Through a series of performances commemorating local artists and laborers losing their place in San Francisco, Hope Mohr Dance is celebrating its 10th anniversary this year in June.

"Precarious" is a blend of a site-specific performance and studio work, with separate acts taking place during a walking tour through SoMa, rich with labor history, and a longer piece at CounterPulse Theater in the heart of the Tenderloin.

The performances focus on the body at work, and the differences between labor of the past and how most work is done today.

Photo: Klockars Blacksmith & Metal/Facebook

The anniversary comes at a time when Mohr herself is navigating displacement in a changing city. Last year, Mohr was developing a site-specific performance for Klockars Blacksmith and Metal Works. Tracy Taylor Grubbs, whose work will also be displayed at CounterPulse, lost her studio space at the shop that she had held for eight years.

The 1906 shop where blacksmith Tony Rossellini worked for forty-five years is a small wooden building now surrounded by skyscrapers. The building is owned by Edna—Edwin Klockars' daughter and Rossellini's ex-wife—and Rossellini's grandson intends to turn it into a marijuana dispensary. Grubbs, who had a month-to-month lease, was asked by the landlord to leave the day after the 2016 election, when recreational marijuana was legalized in California.

"Precarious I" performer at Klockars | Photo: Margo Mortiz

After losing the use of the shop as a venue, Mohr realized she needed to re-conceive the project. She was hosted a performance of "Precarious I" at Klockars in January, and the same dancers—four men and two women—have been working together since August 2016 as an ensemble.

While the dancers will be the same, Mohr’s concept of the upcoming performance is a “translation, not a recreation” of the prior work.

“Klockars had real hazards the dancers had to be aware of,” Mohr said. “It's dirty—the floor is literally dirt—and there are rusty, heavy machinery and tools scattered throughout.”

One of the conceptual themes Mohr intends to reflect on in "Precarious" is a certain kind of nostalgia for something that people didn’t actually have a relationship with. That nostalgia takes the audience back to the old days of San Francisco, when Klockars was a bustling blacksmithing operation in the midst of Rincon Hill's carriage trade, or even the more recent past, when artists could afford to thrive in the city.

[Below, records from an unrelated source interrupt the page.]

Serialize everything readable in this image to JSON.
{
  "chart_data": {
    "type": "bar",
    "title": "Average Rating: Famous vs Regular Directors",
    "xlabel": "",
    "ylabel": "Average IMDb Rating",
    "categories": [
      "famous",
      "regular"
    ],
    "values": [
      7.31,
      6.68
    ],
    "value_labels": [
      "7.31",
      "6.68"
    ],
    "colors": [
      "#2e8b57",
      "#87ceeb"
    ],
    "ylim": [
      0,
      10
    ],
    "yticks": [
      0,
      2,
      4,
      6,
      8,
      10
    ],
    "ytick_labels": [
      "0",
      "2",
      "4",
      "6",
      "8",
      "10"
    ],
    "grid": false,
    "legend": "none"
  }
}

Map of "Precarious!" Walking Tour. | Image: Lisa Ruth ElliotT

Mohr is working with Shaping San Francisco to create a walking tour that begins at Klockars and explores some of the more poignant labor history sites in the city.

With an an online portfolio of historical photos and stories about the city at FoundSF.org, the organization is dedicated to telling the stories in SF history that wouldn’t be included in textbooks: stories of ordinary people who made an impact through small decisions in their neighborhood, or the ways workers shaped the city, co-director Lisa Ruth Elliott told us.

The walking tour associated with "Precarious" builds off previous Shaping San Francisco’s walking tours, but also incorporates new material, including the initial stop at Klockars and a stop at the location of the Second Street Cut, where teams of men with picks and shovels filled carts pulled by horses to cut 87 feet in elevation off the hill on Second Street, Elliott said.

It also include performances by the Community Music Center Aquatic Park Older Adult Choir, directed by Beth Wilmurt.

Second Street before the cut in 1868. | Photo: California Historical Society

Standalone and package tickets are available on CounterPulse’s website. The walking tours will be held on Friday and Saturday afternoons, and performances of Precarious at CounterPulse will be at 8pm on Thursday, Friday and Saturday.